[39] The tertiana interposita remissione tantum of Dr. Cullen.


AN ACCOUNT
OF THE
SCARLATINA ANGINOSA,
AS IT
APPEARED IN PHILADELPHIA,
IN THE YEARS 1783 AND 1784.

The beginning of the month of July was unusually cool; insomuch that the mercury in Fahrenheit's thermometer stood at 61° in the day time, and fires were very comfortable, especially in the evening. In the last week but one of this month, the weather suddenly became so warm, that the mercury rose to 94-1/2°, at which it remained for three days. As this heat was accompanied by no breeze from any quarter, the sense of it was extremely distressing to many people. Upwards of twenty persons died in the course of those three days, from the excess of the heat, and from drinking cold water. Three old people died suddenly within this space of time. This extreme heat was succeeded by cool weather, the mercury having fallen to 60°, and the month closed with producing a few intermitting and remitting fevers, together with several cases of inflammatory angina.

The weather in the month of August was extremely variable. The mercury, after standing for several days at 92°, suddenly fell so low, as not only to render fires necessary, but in many places to produce frost.

Every form of fever made its appearance in this month. The synocha was so acute, in several cases, as to require from three to four bleedings. The remitting fever was accompanied by an uncommon degree of nausea and faintness. Several people died, after a few days' illness, of the malignant bilious fever, or typhus gravior, of Dr. Cullen. The intermittents had nothing peculiar in them, in their symptoms or method of cure.

Towards the close of the month, the scarlatina anginosa made its appearance, chiefly among children.

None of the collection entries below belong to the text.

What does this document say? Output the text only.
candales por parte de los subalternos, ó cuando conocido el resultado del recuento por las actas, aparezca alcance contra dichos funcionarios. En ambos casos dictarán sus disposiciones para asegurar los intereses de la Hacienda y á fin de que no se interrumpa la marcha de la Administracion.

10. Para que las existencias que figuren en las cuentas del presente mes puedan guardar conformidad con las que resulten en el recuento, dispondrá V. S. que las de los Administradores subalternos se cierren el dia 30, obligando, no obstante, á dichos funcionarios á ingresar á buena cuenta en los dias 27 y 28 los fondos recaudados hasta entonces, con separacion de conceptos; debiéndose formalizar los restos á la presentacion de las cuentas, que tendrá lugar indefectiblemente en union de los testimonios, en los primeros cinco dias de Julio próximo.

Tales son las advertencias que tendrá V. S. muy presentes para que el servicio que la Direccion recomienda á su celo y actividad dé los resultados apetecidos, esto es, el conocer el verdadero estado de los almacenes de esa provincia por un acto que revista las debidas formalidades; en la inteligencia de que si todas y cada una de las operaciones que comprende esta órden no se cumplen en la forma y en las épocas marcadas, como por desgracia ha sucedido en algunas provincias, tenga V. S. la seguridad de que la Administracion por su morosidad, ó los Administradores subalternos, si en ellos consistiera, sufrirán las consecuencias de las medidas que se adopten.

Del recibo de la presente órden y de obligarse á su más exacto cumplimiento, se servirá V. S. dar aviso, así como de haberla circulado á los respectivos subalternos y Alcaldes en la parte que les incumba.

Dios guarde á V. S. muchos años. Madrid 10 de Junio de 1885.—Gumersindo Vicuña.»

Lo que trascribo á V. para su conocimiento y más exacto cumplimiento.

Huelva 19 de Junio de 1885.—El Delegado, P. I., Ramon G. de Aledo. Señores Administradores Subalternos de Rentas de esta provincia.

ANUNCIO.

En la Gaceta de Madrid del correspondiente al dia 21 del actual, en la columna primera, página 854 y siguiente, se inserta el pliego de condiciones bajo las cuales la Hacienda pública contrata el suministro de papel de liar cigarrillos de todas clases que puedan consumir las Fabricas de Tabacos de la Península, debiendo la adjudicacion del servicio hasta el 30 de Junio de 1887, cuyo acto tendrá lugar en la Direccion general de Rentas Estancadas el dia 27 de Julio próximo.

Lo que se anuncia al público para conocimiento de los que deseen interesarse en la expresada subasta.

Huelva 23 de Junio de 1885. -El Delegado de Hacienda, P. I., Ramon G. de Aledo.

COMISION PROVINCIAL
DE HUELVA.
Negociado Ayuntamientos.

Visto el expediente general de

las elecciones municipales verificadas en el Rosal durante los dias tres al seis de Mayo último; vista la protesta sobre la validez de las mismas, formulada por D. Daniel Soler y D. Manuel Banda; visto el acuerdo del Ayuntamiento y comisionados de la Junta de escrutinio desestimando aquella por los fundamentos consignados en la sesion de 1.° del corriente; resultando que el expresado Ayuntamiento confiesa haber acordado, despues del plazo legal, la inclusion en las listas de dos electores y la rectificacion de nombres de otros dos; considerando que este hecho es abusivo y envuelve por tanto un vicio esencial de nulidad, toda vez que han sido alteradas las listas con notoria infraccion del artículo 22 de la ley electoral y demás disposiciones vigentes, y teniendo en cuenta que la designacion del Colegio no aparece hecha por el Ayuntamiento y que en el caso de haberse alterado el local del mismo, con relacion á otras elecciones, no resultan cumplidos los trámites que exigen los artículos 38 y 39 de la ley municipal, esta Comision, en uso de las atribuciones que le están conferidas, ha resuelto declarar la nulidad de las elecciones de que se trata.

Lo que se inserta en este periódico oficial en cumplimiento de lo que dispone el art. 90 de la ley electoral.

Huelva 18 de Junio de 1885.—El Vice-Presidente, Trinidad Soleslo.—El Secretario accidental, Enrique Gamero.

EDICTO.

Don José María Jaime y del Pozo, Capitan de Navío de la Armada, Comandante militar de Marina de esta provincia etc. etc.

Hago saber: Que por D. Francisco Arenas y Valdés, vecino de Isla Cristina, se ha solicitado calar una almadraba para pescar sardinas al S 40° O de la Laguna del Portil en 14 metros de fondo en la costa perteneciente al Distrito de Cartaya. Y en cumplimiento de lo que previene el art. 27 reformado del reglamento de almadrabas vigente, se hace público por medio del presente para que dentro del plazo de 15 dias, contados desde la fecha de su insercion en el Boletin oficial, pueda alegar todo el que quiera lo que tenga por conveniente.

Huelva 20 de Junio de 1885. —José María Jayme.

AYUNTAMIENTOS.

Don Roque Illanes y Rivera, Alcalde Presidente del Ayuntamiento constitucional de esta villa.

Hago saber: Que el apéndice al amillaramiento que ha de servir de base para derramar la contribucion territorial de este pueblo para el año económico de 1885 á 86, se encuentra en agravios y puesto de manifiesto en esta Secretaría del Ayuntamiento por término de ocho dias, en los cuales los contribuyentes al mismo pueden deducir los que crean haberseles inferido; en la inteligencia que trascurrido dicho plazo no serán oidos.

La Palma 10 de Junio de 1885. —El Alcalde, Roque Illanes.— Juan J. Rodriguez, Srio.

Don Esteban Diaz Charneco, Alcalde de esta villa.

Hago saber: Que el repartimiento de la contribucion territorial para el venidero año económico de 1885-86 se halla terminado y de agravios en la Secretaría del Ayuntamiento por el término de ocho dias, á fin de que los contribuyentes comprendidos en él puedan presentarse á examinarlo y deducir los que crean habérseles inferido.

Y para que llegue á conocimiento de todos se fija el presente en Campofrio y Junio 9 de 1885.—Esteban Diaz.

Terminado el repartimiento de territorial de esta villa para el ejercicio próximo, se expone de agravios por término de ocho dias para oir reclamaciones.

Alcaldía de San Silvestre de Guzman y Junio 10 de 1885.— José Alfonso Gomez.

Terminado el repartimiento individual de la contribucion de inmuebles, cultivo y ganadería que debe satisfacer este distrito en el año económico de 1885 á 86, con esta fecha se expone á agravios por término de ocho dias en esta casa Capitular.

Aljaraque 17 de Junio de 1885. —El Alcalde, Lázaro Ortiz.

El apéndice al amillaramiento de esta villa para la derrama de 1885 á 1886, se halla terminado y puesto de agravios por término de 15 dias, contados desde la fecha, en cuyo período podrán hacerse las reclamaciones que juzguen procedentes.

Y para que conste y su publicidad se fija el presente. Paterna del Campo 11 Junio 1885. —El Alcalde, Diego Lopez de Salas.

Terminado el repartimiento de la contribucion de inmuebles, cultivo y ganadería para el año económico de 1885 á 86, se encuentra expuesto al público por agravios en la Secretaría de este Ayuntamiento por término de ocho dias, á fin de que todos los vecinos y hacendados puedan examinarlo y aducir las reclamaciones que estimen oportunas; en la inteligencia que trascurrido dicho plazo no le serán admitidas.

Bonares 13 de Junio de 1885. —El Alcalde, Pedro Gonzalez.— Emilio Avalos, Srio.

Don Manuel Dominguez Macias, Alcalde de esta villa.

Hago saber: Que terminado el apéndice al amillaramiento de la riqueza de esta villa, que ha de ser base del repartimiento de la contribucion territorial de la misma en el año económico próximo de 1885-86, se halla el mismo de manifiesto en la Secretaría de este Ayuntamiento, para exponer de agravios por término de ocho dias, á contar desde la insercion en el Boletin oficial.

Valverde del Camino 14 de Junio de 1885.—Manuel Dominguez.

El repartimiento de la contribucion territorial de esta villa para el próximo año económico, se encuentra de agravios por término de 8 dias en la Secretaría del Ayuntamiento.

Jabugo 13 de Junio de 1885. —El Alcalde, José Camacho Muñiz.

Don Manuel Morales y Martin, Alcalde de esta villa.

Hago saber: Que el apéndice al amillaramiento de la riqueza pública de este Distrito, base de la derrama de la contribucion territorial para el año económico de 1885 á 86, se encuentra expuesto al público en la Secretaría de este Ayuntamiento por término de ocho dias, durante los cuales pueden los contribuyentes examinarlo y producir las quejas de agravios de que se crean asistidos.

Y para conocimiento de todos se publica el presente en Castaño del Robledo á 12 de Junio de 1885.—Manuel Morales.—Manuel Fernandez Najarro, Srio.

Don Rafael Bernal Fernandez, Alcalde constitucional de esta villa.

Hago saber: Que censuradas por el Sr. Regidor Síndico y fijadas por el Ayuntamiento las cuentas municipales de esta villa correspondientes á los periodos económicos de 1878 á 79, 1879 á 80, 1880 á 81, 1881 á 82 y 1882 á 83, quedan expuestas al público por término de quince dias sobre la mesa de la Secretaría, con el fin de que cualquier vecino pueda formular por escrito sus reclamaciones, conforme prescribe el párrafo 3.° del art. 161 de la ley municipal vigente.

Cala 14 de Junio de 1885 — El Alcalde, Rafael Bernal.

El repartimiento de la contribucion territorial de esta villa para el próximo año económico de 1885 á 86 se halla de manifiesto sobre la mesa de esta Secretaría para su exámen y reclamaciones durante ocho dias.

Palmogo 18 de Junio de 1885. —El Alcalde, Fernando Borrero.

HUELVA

The month of September was cool and dry, and the scarlatina anginosa became epidemic among adults as well as young people. In most of the patients who were affected by it, it came on with a chilliness and a sickness at the stomach, or a vomiting; which last was so invariably present, that it was with me a pathognomonic sign of the disease. The matter discharged from the stomach was always bile. The swelling of the throat was in some instances so great, as to produce a difficulty of speaking, swallowing, and breathing. In a few instances, the speech was accompanied by a squeaking voice, resembling that which attends the cynanche trachealis. The ulcers on the tonsils were deep, and covered with white, and, in some instances, with black sloughs. In several cases, there was a discharge of a thick mucus from the nose, from the beginning, but it oftener occurred in the decline of the disease, which most frequently happened on the fifth day. Sometimes the subsiding of the swelling of the throat was followed by a swelling behind the ears.